I have a loop within which I am launching multiple kernels onto a GPU. Below is the snippet:
for (int idx = start; idx <= end ;idx ++) {
ret = clEnqueueNDRangeKernel(command_queue, memset_kernel, 1, NULL,
&global_item_size_memset, &local_item_size, 0, NULL, NULL);
ASSERT_CL(ret, "Error after launching 1st memset_kernel !");
ret = clEnqueueNDRangeKernel(command_queue, cholesky_kernel, 1, NULL,
&global_item_size_cholesky, &local_item_size, 0, NULL, NULL);
ASSERT_CL(ret, "Error after launching 1st cholesky_kernel !");
ret = clEnqueueNDRangeKernel(command_queue, ckf_kernel1, 1, NULL,
&global_item_size_kernel1, &local_item_size, 0, NULL, NULL);
ASSERT_CL(ret, "Error after launching ckf_kernel1[i] !");
clFinish(command_queue);
ret = clEnqueueNDRangeKernel(command_queue, memset_kernel, 1, NULL,
&global_item_size_memset, &local_item_size, 0, NULL, NULL);
ASSERT_CL(ret, "Error after launching 2nd memset_kernel !");
ret = clEnqueueNDRangeKernel(command_queue, cholesky_kernel, 1, NULL,
&global_item_size_cholesky, &local_item_size, 0, NULL, NULL);
ASSERT_CL(ret, "Error after launching 2nd cholesky_kernel !");
ret = clSetKernelArg(ckf_kernel2, 4, sizeof(idx), (void *)&idx);
ret = clEnqueueNDRangeKernel(command_queue, ckf_kernel2, 1, NULL,
&global_item_size_kernel2, &local_item_size, 0, NULL, NULL);
ASSERT_CL(ret, "Error after launching ckf_kernel2 !");
Now, I am wanting to use this code for a system which has multiple GPUs. So I have completed the following steps:
- created a single context for all the GPUs.

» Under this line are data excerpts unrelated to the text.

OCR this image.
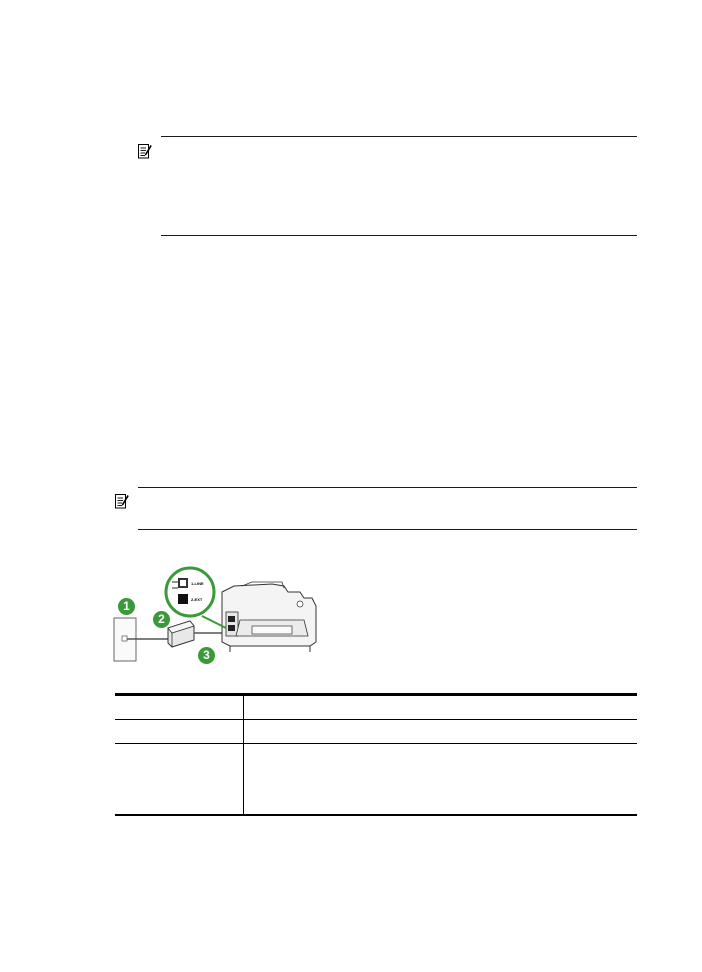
1-LINE
2-EXT
1
2
3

- created one command queue per device.
- created separate kernels for each device (code snippet below assuming two gpus)
allocated separate device buffers for each device
cl_kernel ckf_kernel1[2]; cl_kernel ckf_kernel2[2]; cl_kernel cholesky_kernel[2]; cl_kernel memset_kernel[2]; // read get kernel. ckf_kernel1[0] = clCreateKernel(program, "ckf_kernel1", &ret); ASSERT_CL(ret, "Cannot load ckf_kernel1[i]!"); ckf_kernel2[0] = clCreateKernel(program, "ckf_kernel2", &ret); ASSERT_CL(ret, "Cannot load ckf_kernel2!"); memset_kernel[0] = clCreateKernel(program, "memset_zero", &ret); ASSERT_CL(ret, "Cannot load memset_kernel!"); cholesky_kernel[0] = clCreateKernel(program, "cholesky_kernel", &ret); ASSERT_CL(ret, "Cannot load cholesky_kernel!"); ckf_kernel1[1] = clCreateKernel(program, "ckf_kernel1", &ret); ASSERT_CL(ret, "Cannot load ckf_kernel1[i]!"); ckf_kernel2[1] = clCreateKernel(program, "ckf_kernel2", &ret); ASSERT_CL(ret, "Cannot load ckf_kernel2!"); memset_kernel[1] = clCreateKernel(program, "memset_zero", &ret); ASSERT_CL(ret, "Cannot load memset_kernel!"); cholesky_kernel[1] = clCreateKernel(program, "cholesky_kernel", &ret); ASSERT_CL(ret, "Cannot load cholesky_kernel!");
Now, I am not sure how to launch the kernels onto the different devices within the loop. How to get them to execute in parallel? Please note that there is a clFinish command within the loop above.
Another question: is it standard practice to use multiple threads/processes on the host where each thread/process is responsible for launching kernels on a single GPU?